“On Wednesday morning, an employee discovered two forced doors and violated computers,” says Wolfhagen. The burglary took place on the fourth floor, at the department of Education Development and Research, in offices with several workplaces and so also several computers. Wolfhagen: “It is speculation, but maybe the burglar thought to hit big in one fell swoop? Thinking that the disks might sell for a handsome sum?” At the same time, she thinks it is “strange” that two “random” rooms were selected on the fourth floor.

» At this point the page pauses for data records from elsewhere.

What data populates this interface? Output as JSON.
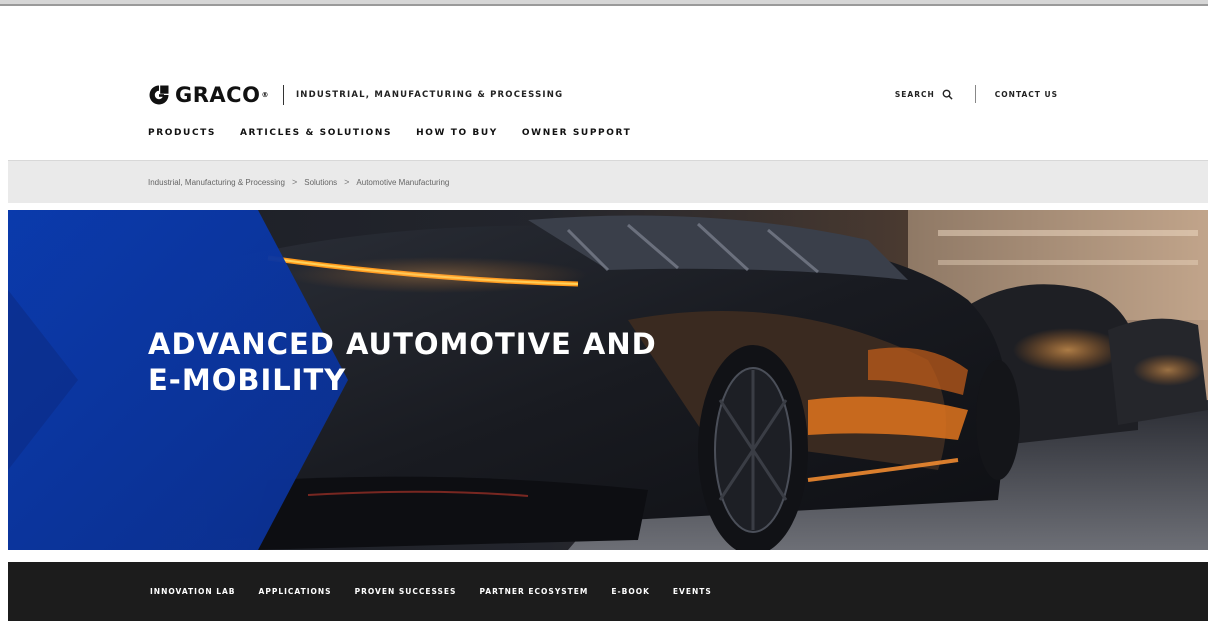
{
  "brand": {
    "logo_text": "GRACO",
    "reg_mark": "®",
    "section": "INDUSTRIAL, MANUFACTURING & PROCESSING"
  },
  "utility": {
    "search_label": "SEARCH",
    "contact_label": "CONTACT US"
  },
  "main_nav": {
    "items": [
      {
        "label": "PRODUCTS"
      },
      {
        "label": "ARTICLES & SOLUTIONS"
      },
      {
        "label": "HOW TO BUY"
      },
      {
        "label": "OWNER SUPPORT"
      }
    ]
  },
  "breadcrumb": {
    "items": [
      {
        "label": "Industrial, Manufacturing & Processing"
      },
      {
        "label": "Solutions"
      },
      {
        "label": "Automotive Manufacturing"
      }
    ],
    "separator": ">"
  },
  "hero": {
    "title_line1": "ADVANCED AUTOMOTIVE AND",
    "title_line2": "E-MOBILITY"
  },
  "sub_nav": {
    "items": [
      {
        "label": "INNOVATION LAB"
      },
      {
        "label": "APPLICATIONS"
      },
      {
        "label": "PROVEN SUCCESSES"
      },
      {
        "label": "PARTNER ECOSYSTEM"
      },
      {
        "label": "E-BOOK"
      },
      {
        "label": "EVENTS"
      }
    ]
  },
  "colors": {
    "brand_blue": "#0a3bb0",
    "accent_orange": "#e0741e",
    "dark_bar": "#1c1c1c"
  },
  "icons": {
    "logo": "graco-logo-icon",
    "search": "search-icon"
  }
}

So was it actually random? It is not unthinkable that this was a search for sensitive information, for example research results or exam data. Wolfhagen: “We do not store any exam questions or answers. That goes through another route. But work is indeed being carried out on student portfolios and the related feedback, programme evaluations, so how students have experienced a course, how they felt the lecturers or tutors performed. We also process information on courses for lecturers within the framework of professionalisation. I’m wondering: how could that be interesting?”

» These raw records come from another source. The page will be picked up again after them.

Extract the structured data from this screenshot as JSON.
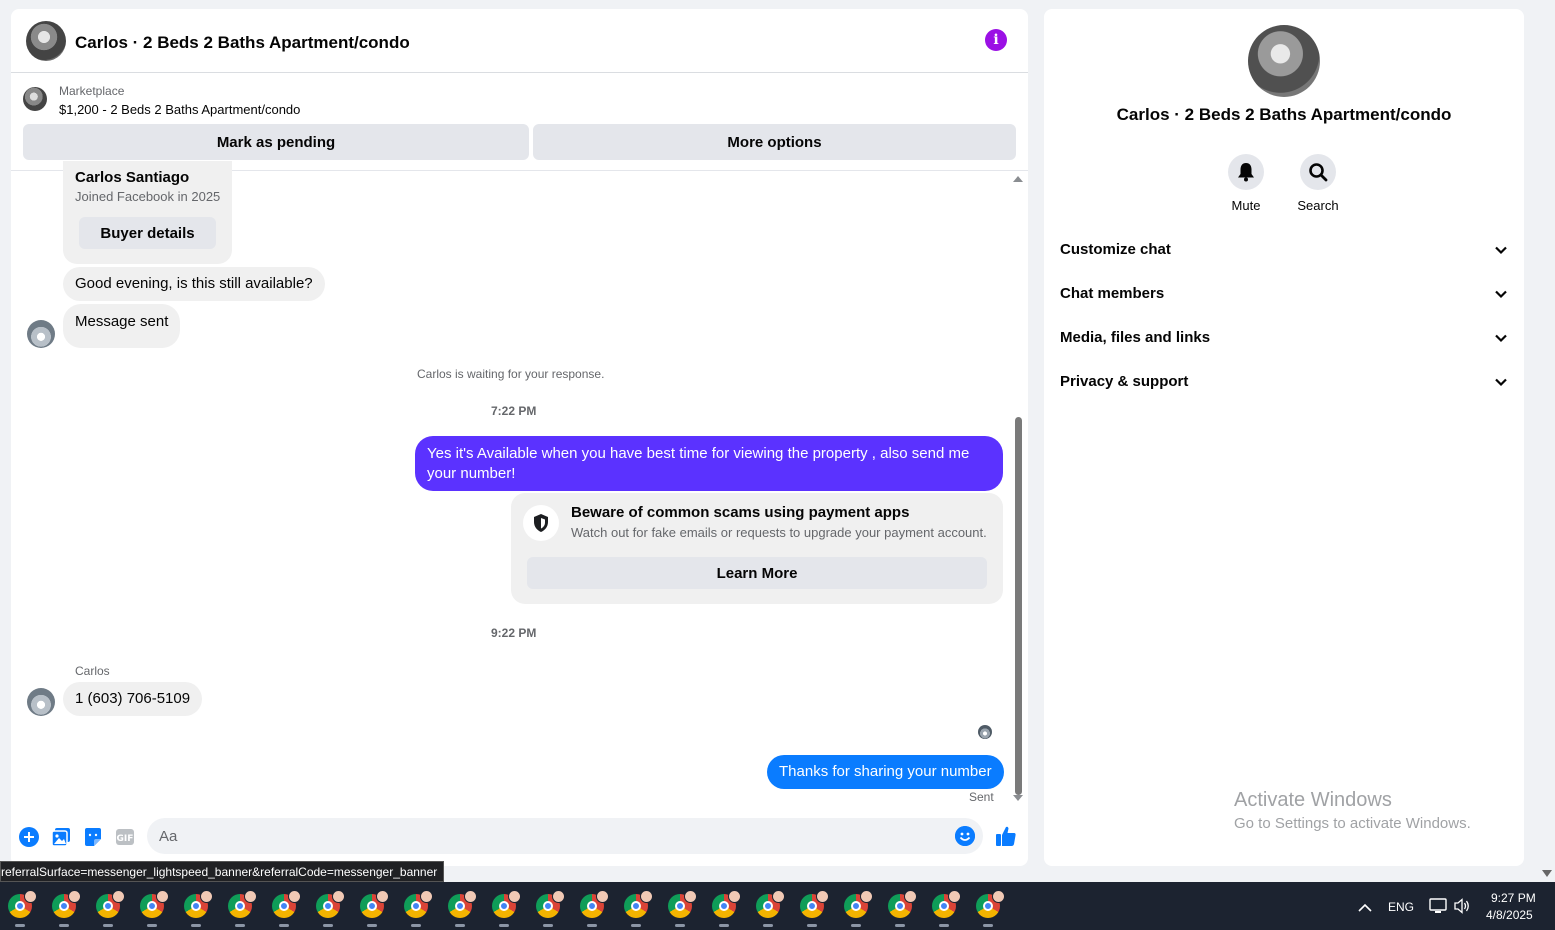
{
  "header": {
    "title": "Carlos · 2 Beds 2 Baths Apartment/condo",
    "info_icon": "info-icon"
  },
  "marketplace": {
    "label": "Marketplace",
    "listing": "$1,200 - 2 Beds 2 Baths Apartment/condo",
    "mark_pending": "Mark as pending",
    "more_options": "More options"
  },
  "profile_card": {
    "name": "Carlos Santiago",
    "joined": "Joined Facebook in 2025",
    "button": "Buyer details"
  },
  "messages": {
    "in1": "Good evening, is this still available?",
    "in2": "Message sent",
    "waiting": "Carlos is waiting for your response.",
    "time1": "7:22 PM",
    "out1": "Yes it's Available when you have best time for viewing the property , also send me your number!",
    "scam_title": "Beware of common scams using payment apps",
    "scam_text": "Watch out for fake emails or requests to upgrade your payment account.",
    "scam_button": "Learn More",
    "time2": "9:22 PM",
    "sender": "Carlos",
    "in3": "1 (603) 706-5109",
    "out2": "Thanks for sharing your number",
    "status": "Sent"
  },
  "composer": {
    "placeholder": "Aa"
  },
  "tooltip": "referralSurface=messenger_lightspeed_banner&referralCode=messenger_banner",
  "side": {
    "title": "Carlos · 2 Beds 2 Baths Apartment/condo",
    "mute": "Mute",
    "search": "Search",
    "sections": [
      "Customize chat",
      "Chat members",
      "Media, files and links",
      "Privacy & support"
    ]
  },
  "watermark": {
    "title": "Activate Windows",
    "subtitle": "Go to Settings to activate Windows."
  },
  "taskbar": {
    "lang": "ENG",
    "time": "9:27 PM",
    "date": "4/8/2025"
  },
  "colors": {
    "accent_purple": "#5b32ff",
    "accent_blue": "#0a7cff",
    "info_purple": "#9b10e5"
  }
}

The stolen hard disks do not contain any confidential or privacy-sensitive information, such as names, addresses and telephone numbers, says Wolfhagen. “At the most, a few photographs of the employees themselves. All important matters are stored on network disks, which are protected.” According to Maastricht University’s protocol, the burglary was reported to Raoul Winkens, data protection official at the UM, and security officer Bart van den Heuvel. “They concluded that there had not been a data leak. To be on the safe side, we have changed all our passwords within the department. Just in case there was anything.”
Paul van Eekeren, head of security at the UM, suspects that the culprit(s) stayed inside the building after it was locked. “The alarm didn't go off.” The burglar most likely exited through a window on the ground floor, at Zuyd University's Midwifery department. “This window was found to be open,” says Van Eekeren.